La surprise — c'est la deuxième option, mais elle est peu probable —, ce serait qu'il choisisse le Québec, totalement et exclusivement. Cela voudrait dire que l'expérience de Copenhague produit sur lui le même effet que sur pratiquement tous les Québécois, qui sont automatiquement englobés dans la délégation canadienne lors d'un événement international et qui sentent qu'on les brime dans leur identité, dans leur créativité, dans leur capacité à participer aux solutions autant qu'au questionnement des peuples qui se rassemblent.
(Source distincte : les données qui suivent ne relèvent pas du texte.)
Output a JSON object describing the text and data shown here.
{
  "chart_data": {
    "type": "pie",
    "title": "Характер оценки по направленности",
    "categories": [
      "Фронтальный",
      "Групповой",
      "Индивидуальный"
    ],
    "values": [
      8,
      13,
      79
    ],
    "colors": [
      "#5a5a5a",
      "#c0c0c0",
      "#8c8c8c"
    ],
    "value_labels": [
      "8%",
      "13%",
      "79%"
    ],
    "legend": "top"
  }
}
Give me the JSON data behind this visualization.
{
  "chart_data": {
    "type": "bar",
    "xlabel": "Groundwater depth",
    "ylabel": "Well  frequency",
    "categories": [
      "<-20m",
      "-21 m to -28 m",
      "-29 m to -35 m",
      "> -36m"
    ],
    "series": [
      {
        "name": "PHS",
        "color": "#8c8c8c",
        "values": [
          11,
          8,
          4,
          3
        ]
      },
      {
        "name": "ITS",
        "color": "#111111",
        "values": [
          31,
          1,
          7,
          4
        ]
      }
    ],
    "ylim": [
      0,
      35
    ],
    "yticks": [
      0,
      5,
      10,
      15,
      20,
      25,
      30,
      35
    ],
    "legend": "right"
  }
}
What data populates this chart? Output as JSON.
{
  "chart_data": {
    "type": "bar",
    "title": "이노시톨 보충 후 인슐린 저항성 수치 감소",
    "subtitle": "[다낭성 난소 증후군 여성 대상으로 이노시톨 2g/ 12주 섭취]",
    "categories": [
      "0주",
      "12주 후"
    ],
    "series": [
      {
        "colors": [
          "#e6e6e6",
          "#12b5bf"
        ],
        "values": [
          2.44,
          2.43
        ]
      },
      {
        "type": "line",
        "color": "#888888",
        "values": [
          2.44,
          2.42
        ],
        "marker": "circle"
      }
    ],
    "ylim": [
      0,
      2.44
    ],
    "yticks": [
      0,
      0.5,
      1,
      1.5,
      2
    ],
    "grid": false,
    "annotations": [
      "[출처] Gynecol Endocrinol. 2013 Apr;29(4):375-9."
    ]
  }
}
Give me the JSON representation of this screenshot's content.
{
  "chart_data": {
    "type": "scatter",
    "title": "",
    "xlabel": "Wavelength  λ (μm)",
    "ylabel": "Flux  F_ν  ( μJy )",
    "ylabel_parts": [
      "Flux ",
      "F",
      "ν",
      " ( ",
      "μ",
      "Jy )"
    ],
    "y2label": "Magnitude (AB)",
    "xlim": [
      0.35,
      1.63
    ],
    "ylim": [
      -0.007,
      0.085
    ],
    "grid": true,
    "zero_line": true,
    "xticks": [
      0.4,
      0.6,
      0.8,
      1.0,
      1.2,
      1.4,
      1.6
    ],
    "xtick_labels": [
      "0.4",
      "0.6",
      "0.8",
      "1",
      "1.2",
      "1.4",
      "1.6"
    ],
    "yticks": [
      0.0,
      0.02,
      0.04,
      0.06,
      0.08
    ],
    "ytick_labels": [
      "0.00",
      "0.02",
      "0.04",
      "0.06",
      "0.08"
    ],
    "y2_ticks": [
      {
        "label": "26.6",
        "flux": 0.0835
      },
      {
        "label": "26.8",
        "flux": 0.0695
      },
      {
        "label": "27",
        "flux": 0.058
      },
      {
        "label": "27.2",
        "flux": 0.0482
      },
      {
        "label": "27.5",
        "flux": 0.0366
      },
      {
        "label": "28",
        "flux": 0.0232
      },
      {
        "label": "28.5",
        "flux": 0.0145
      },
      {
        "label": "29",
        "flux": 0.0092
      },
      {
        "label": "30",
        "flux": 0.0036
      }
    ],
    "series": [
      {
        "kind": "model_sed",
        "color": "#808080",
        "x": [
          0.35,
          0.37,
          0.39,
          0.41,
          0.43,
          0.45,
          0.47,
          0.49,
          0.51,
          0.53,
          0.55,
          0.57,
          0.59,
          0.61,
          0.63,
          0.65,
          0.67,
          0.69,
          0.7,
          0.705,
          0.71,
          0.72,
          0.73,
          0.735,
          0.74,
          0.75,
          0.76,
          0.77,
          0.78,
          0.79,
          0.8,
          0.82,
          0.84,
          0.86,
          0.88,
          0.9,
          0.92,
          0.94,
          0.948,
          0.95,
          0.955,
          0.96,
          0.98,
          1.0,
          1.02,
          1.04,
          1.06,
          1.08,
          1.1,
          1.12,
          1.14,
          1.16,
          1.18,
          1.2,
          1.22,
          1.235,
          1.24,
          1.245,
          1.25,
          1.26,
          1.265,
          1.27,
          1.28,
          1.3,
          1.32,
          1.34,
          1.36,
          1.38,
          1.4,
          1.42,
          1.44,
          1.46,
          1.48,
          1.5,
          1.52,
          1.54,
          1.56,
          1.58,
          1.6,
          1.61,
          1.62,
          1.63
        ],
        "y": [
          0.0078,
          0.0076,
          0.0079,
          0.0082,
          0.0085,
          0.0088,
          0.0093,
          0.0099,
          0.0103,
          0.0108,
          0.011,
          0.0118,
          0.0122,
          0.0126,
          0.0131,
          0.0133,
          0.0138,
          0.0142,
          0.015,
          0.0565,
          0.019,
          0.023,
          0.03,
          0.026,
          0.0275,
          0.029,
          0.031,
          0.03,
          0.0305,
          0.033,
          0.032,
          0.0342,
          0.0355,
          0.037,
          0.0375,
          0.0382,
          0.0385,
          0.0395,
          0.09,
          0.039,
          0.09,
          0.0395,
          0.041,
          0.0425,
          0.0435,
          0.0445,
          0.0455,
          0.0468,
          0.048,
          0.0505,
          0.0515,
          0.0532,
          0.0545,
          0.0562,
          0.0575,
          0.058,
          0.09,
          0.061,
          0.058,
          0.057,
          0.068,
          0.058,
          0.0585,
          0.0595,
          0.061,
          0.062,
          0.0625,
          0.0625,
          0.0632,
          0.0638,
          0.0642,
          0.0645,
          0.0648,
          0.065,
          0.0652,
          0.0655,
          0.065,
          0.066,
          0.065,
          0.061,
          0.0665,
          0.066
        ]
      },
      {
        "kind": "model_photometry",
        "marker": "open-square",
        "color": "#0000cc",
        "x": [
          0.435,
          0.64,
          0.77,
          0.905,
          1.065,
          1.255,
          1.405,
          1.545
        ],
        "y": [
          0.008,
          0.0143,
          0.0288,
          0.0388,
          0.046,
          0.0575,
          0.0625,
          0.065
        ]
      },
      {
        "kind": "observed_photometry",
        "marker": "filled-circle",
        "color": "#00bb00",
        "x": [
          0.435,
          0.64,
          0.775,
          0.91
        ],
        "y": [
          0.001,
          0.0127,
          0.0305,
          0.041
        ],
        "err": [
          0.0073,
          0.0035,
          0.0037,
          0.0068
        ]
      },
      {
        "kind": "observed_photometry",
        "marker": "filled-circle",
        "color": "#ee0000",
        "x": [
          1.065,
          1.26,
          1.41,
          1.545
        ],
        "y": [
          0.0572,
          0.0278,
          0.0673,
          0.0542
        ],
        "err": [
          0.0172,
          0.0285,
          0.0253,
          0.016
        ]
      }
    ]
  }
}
La frustration est immense de devoir nous taire alors qu'un ministre fédéral dit n'importe quoi en notre nom et qu'il nous refuse le droit à la parole. C'est dans ces moments-là qu'on a le goût de se lever et de dire haut et fort que le Québec ne pense pas comme Ottawa et qu'en fait, il n'a rien à voir avec Ottawa. C'est exactement ce que Jean Charest vient de vivre.

Si le miracle de Copenhague avait vraiment lieu, Jean Charest nous reviendrait indépendantiste.

Joyeux Noël, et que 2010 vous soit plus doux que 2009.